If you look throughout this blog, you can find references by me or by others who post here that reflect most if not all of these themes. The themes and ideas seem to have an almost universal feel to them. That the 'best' of industry, academia, government etc share a sort of over-arching ethos. A sense of themselves, a desire to serve, a high value on their people, and a vision for a better world.

And so, I started to ask myself what I believe in. What are my rules for successful leadership?

1. I truly think that successful leaders must be themselves. One of the best pieces of advice I ever received was "Go with what got you here. If you were a nice guy before, stay that way. If you were an asshole, don't try to change now." It's important to understand that "being yourself" will change over time and circumstance. Accept that and hold on to those things that become the marrow of your character. Let the rest slide by when it no longer serves you. It's called growing and it is the very essence of successful leadership. As I continue to grow I am slowly becoming more comfortable in my own skin. The highs and lows, victories and defeats, miracles and tragedies that have made up the 41 years of my life have created the person I am today - warts and all. While I will never stop trying to improve myself, I am slowly becoming more comfortable with who I am and how I operate. That is important when leading others because regardless of the type of person you are - good or bad, angel or asshole, there is a purity to that which makes your followers more comfortable and confident with you and the decisions you make. They feel secure in your personality. Without vanity, study yourself and learn about who you are and why you are the way you are. Other people's impressions of you are fleeting - they see you at one particular place in time - they will not define the whole of your life.

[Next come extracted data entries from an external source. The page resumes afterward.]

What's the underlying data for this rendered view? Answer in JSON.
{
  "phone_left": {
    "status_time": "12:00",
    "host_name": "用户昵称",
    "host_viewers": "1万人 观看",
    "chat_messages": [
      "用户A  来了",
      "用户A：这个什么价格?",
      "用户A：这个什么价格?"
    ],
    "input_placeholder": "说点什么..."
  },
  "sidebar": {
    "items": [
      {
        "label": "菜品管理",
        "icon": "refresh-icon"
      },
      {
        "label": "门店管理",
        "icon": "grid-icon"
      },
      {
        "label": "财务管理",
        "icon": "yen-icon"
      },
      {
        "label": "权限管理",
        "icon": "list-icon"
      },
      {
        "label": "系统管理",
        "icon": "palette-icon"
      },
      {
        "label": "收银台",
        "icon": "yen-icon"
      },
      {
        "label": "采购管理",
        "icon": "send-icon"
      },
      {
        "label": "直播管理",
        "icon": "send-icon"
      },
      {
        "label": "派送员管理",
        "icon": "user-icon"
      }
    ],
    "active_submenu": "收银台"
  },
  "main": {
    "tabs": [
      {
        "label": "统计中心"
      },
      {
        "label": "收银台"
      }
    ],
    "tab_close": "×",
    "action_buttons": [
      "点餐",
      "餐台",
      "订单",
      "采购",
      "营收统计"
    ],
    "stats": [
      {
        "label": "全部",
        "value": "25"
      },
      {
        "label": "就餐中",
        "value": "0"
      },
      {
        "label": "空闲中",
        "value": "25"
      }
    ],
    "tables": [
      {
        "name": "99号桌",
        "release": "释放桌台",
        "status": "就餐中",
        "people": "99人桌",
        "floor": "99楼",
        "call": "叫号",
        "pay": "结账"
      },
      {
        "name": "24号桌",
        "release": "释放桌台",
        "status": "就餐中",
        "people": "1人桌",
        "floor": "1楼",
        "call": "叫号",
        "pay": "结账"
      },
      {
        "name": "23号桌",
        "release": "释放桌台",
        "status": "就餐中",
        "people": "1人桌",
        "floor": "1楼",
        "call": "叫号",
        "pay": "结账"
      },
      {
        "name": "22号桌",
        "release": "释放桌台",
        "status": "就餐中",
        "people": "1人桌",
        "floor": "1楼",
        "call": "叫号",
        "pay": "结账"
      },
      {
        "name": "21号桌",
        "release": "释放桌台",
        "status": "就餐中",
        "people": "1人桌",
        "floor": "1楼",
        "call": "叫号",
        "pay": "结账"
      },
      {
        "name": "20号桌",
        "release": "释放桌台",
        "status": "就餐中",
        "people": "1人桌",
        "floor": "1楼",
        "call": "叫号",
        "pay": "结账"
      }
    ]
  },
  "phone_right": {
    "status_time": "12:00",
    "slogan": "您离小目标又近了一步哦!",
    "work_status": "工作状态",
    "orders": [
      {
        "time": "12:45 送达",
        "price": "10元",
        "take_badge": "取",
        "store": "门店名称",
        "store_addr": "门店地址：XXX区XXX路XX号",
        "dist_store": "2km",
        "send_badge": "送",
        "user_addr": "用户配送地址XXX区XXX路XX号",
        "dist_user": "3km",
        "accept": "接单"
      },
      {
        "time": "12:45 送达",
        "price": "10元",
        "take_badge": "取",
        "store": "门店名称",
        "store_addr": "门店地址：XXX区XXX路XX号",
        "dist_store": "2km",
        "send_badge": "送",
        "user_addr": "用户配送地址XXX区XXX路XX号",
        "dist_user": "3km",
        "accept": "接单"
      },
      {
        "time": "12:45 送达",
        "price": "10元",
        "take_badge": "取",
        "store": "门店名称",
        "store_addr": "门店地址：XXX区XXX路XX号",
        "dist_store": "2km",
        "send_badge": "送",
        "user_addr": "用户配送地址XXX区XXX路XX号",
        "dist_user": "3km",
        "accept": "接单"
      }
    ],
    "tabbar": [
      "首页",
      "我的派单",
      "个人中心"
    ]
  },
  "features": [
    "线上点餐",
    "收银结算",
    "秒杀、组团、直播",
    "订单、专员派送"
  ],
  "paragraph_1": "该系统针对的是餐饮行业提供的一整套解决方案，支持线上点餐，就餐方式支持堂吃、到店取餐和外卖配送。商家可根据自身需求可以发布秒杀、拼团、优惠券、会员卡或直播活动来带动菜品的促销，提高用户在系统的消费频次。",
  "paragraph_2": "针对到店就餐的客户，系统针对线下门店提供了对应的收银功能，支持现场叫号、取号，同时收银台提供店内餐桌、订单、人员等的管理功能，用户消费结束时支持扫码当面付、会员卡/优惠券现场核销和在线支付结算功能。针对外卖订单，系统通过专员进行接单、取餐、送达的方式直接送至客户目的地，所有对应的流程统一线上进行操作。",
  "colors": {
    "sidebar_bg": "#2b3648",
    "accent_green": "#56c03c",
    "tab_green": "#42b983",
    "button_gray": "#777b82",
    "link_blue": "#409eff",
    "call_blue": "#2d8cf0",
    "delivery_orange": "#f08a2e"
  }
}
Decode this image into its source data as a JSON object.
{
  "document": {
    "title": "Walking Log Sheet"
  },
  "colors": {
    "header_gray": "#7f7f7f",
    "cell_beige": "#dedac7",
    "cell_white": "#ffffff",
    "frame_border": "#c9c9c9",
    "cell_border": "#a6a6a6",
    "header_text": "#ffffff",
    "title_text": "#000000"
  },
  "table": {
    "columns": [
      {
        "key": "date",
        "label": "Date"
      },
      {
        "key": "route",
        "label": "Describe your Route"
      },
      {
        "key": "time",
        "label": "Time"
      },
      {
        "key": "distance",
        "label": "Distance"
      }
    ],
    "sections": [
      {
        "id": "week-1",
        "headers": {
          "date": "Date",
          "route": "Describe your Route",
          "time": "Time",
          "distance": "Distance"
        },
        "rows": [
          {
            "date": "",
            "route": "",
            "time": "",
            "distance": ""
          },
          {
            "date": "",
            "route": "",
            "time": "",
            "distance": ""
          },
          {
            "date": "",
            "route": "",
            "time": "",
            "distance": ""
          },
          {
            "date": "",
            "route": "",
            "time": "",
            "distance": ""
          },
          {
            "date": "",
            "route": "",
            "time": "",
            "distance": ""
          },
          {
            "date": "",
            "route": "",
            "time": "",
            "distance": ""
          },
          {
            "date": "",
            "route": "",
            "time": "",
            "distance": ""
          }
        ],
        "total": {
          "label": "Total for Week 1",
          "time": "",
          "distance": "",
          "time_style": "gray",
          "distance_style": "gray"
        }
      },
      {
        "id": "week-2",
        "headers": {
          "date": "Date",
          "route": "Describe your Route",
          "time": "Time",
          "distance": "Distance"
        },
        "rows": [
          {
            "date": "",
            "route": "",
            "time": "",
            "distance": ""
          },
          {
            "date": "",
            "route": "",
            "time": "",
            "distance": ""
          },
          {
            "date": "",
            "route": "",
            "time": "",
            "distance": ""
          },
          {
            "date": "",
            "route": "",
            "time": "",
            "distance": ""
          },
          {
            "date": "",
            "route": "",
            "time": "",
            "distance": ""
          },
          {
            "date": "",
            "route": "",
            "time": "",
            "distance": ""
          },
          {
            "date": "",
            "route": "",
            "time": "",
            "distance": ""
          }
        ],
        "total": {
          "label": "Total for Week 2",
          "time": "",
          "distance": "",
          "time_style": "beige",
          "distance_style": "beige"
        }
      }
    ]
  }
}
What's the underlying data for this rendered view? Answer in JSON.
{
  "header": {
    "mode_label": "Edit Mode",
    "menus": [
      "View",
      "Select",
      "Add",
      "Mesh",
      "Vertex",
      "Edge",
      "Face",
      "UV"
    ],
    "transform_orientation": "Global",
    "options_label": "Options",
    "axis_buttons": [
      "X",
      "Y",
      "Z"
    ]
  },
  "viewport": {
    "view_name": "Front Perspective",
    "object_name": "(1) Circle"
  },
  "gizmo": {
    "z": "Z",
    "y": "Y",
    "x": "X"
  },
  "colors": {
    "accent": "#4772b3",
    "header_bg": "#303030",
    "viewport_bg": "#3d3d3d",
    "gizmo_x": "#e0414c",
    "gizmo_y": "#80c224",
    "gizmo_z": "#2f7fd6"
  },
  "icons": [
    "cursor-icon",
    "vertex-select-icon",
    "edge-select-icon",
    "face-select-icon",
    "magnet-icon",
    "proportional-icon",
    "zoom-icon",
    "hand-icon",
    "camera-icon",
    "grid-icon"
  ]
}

2. Be ever watchful for your own hypocrisy. Most good leaders have character traits that one might find distasteful. They may be arrogant, or boastful, or demanding. These can all be accepted however if they are not hypocritical. Be careful not to believe your own bullshit.

3. Treat them as people first and Soldiers second....you'll get a better Soldier. It's funny, but if you look at the previous post that talked about AR 600-20, you'll see the same thing. We work to provide the physical / material / mental and spiritual needs of the individual in order to build a more complete and more capable Soldier. Meet those individual needs and the Soldier you help to create will become the citizen who posses those qualities that are uniquely American

4. Another quote from a mentor: "Whenever your assumptions prove false, check your pretenses. In that, reflection is always a positive thing."

5. I do not profess to be very religious. Although raised Catholic, I have not come back to the place of organized religion yet. However, when I was a young man my father gave me a copy of a document called "The Desiderata". In place of anything else, it has provided me a valuable guide throughout the years. You can find it at: http://www.fleurdelis.com/desiderata.htm

These are the leadership guides that are important to me. They are generally hopeful, and very universal. I believe that having some sense of your value system and a recognition of who you are is the critical component to becoming a successful leader. I'd be interested to hear what yours are. They will demand objective self evaluation and a re-evaluation of whether you are a servant leader, or a leader who sees others as serving them in search of a larger goal. Mind you, I'm not judging either way, only recognizing that there is a difference and knowing which side of the fence you are on right now will play a large part in determining how you will lead in the future.